I recently took another New York City neighborhood trip with my friend by car—this time to South Brooklyn. We decided at first to travel to isolated Red Hook peninsula (no subway stops there and it is cut off from the rest of Brooklyn by an elevated highway)—a waterfront neighborhood located on the edge of New York Harbor offering striking views of the Statue of Liberty and the ocean. Red Hook, which had retained its working-class, waterfront ambiance for decades, has only in the last 25 years or so begun to feel the effects of gentrification.
For years it was dominated by the mostly six-story Red Hook Houses that were built in 1939. The buildings consisted of two connected public-housing complexes comprising the largest housing development in Brooklyn, inhabited by 6,000 people—primarily Black and Hispanic. The stores surrounding the development today are shabby—bodegas and fried chicken chains—and one can feel how limited the shopping options and economic opportunities are for the project’s residents.

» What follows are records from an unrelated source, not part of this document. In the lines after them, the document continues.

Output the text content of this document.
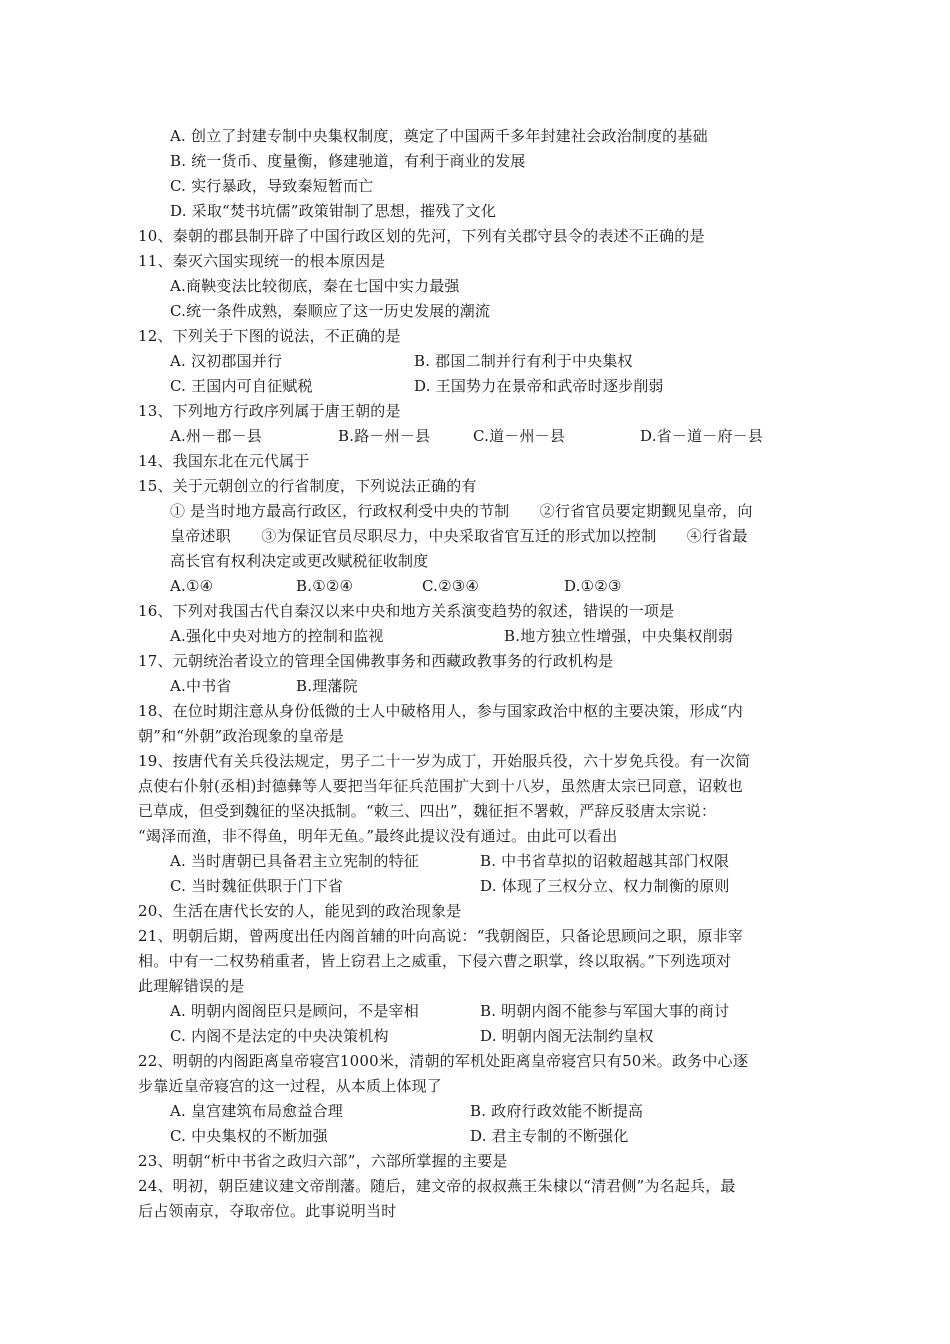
A. 创立了封建专制中央集权制度，奠定了中国两千多年封建社会政治制度的基础
B. 统一货币、度量衡，修建驰道，有利于商业的发展
C. 实行暴政，导致秦短暂而亡
D. 采取“焚书坑儒”政策钳制了思想，摧残了文化
10、秦朝的郡县制开辟了中国行政区划的先河，下列有关郡守县令的表述不正确的是
11、秦灭六国实现统一的根本原因是
A.商鞅变法比较彻底，秦在七国中实力最强
C.统一条件成熟，秦顺应了这一历史发展的潮流
12、下列关于下图的说法，不正确的是
A. 汉初郡国并行	B. 郡国二制并行有利于中央集权
C. 王国内可自征赋税	D. 王国势力在景帝和武帝时逐步削弱
13、下列地方行政序列属于唐王朝的是
A.州－郡－县	B.路－州－县	C.道－州－县	D.省－道－府－县
14、我国东北在元代属于
15、关于元朝创立的行省制度，下列说法正确的有
① 是当时地方最高行政区，行政权利受中央的节制　　②行省官员要定期觐见皇帝，向
皇帝述职　　③为保证官员尽职尽力，中央采取省官互迁的形式加以控制　　④行省最
高长官有权利决定或更改赋税征收制度
A.①④	B.①②④	C.②③④	D.①②③
16、下列对我国古代自秦汉以来中央和地方关系演变趋势的叙述，错误的一项是
A.强化中央对地方的控制和监视	B.地方独立性增强，中央集权削弱
17、元朝统治者设立的管理全国佛教事务和西藏政教事务的行政机构是
A.中书省	B.理藩院
18、在位时期注意从身份低微的士人中破格用人，参与国家政治中枢的主要决策，形成“内
朝”和“外朝”政治现象的皇帝是
19、按唐代有关兵役法规定，男子二十一岁为成丁，开始服兵役，六十岁免兵役。有一次简
点使右仆射(丞相)封德彝等人要把当年征兵范围扩大到十八岁，虽然唐太宗已同意，诏敕也
已草成，但受到魏征的坚决抵制。“敕三、四出”，魏征拒不署敕，严辞反驳唐太宗说：
“竭泽而渔，非不得鱼，明年无鱼。”最终此提议没有通过。由此可以看出
A. 当时唐朝已具备君主立宪制的特征	B. 中书省草拟的诏敕超越其部门权限
C. 当时魏征供职于门下省	D. 体现了三权分立、权力制衡的原则
20、生活在唐代长安的人，能见到的政治现象是
21、明朝后期，曾两度出任内阁首辅的叶向高说：“我朝阁臣，只备论思顾问之职，原非宰
相。中有一二权势稍重者，皆上窃君上之威重，下侵六曹之职掌，终以取祸。”下列选项对
此理解错误的是
A. 明朝内阁阁臣只是顾问，不是宰相	B. 明朝内阁不能参与军国大事的商讨
C. 内阁不是法定的中央决策机构	D. 明朝内阁无法制约皇权
22、明朝的内阁距离皇帝寝宫1000米，清朝的军机处距离皇帝寝宫只有50米。政务中心逐
步靠近皇帝寝宫的这一过程，从本质上体现了
A. 皇宫建筑布局愈益合理	B. 政府行政效能不断提高
C. 中央集权的不断加强	D. 君主专制的不断强化
23、明朝“析中书省之政归六部”，六部所掌握的主要是
24、明初，朝臣建议建文帝削藩。随后，建文帝的叔叔燕王朱棣以“清君侧”为名起兵，最
后占领南京，夺取帝位。此事说明当时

There are also Pentecostal churches, and there are more than a few grungy, dilapidated private homes still scattered through the neighborhood. But Red Hook is also undergoing a slow transformation with some of its historic warehouse buildings turned into shopping centers, art galleries and studios, and upscale bars. There are also private homes that have been completely remodeled, other homes with murals painted on their fronts, and small luxury apartment houses.